Mayank Agarwal (58 off 99 balls) was impressive in one session and lost concentration in the second, ditto to what happened on the first day and was caught down the leg-side. The bowler on both the occasion was Boult, who successfully took over the job of tormenting the Indian batsmen from Tim Southee (1/41 in 15 overs) and Kyle Jamieson (0/33 in 17 overs).
It was a top-class seam and swing bowling show on a third day pitch, which still had something for fast bowlers. Boult bowled with a lot of fire as he exposed Prithvi Shaw's (14 off 30 balls) poor technique, laying a trap for the opening batsman. A short ball hurried the flamboyant Mumbaikar, whose huge back-lift became his undoing.
By the time the ball grew big on him, he was fending it awkwardly with a closed bat and at the short square-leg Tom Latham was waiting gleefully for that chance. Pujara and Agarwal did add 51 runs for the second wicket but it was largely because of the Karnataka opener, who played his shots and showed positive intent.
He, in fact, hit Ajaz Patel for a six and a four but Pujara, at the other end, only looked keen on defending.
Just like first innings, Pujara was leaving balls on length but at one stage, he was stuck on personal score of 6 for 28 consecutive balls. While leaving Jamieson from length was not an issue, Pujara did not account for Boult, shouldering arms a delivery that came in sharply.

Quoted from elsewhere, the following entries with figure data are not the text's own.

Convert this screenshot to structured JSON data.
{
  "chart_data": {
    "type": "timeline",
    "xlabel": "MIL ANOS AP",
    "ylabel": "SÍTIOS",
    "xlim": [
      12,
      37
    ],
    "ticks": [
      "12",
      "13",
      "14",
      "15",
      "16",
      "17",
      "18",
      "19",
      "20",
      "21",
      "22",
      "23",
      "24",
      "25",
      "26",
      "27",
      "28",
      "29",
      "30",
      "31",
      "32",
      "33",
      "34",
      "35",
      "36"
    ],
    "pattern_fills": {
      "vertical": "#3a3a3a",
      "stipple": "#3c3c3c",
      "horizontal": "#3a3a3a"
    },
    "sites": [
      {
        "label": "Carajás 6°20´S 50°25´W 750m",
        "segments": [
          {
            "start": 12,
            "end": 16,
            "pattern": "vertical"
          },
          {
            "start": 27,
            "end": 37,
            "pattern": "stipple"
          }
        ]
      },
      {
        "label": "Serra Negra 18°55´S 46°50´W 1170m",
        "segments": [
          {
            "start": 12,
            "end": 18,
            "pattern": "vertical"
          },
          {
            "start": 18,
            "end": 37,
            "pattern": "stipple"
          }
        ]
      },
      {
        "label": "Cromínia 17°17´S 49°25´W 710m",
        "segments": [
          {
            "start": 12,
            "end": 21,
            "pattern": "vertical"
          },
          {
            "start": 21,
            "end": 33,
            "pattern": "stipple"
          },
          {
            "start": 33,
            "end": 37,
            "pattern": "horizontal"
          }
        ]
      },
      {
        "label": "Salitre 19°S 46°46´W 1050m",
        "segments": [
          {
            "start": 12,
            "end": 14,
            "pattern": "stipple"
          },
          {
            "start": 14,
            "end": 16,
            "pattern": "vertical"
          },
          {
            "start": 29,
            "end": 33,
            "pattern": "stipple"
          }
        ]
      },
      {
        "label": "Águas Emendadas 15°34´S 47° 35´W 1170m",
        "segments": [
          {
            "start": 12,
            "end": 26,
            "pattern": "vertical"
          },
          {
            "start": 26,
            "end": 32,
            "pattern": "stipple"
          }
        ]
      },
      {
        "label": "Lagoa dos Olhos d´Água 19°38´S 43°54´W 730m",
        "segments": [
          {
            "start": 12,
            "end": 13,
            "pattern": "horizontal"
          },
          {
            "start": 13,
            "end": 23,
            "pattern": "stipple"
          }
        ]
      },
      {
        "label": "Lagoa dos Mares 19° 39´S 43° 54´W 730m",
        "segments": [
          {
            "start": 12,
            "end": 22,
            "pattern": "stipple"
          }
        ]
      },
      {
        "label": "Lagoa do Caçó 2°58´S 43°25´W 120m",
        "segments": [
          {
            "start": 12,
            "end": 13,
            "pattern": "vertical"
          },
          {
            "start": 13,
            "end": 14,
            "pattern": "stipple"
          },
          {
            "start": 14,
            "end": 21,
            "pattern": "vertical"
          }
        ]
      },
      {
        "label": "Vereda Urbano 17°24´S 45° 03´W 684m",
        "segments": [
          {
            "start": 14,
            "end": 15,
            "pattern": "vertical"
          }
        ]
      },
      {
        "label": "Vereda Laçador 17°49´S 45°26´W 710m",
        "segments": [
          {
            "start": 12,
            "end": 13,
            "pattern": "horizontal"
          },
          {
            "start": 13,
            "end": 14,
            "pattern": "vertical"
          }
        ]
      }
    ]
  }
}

"That's the luxury of being a left-armer and being able to use those subtle changes. The red balls here in New Zealand haven't been swinging as much as they have in the past and if that's not hapepning for me, then it comes down to changing angles and using different parts of the crease," said Boult.
In the first session, Jamieson (44) continued with his dream debut as he and No. 11 Boult belted the Indian bowlers for fun. Ishant Sharma (5/68 in 22.2 overs) remained the stand-out bowler for India.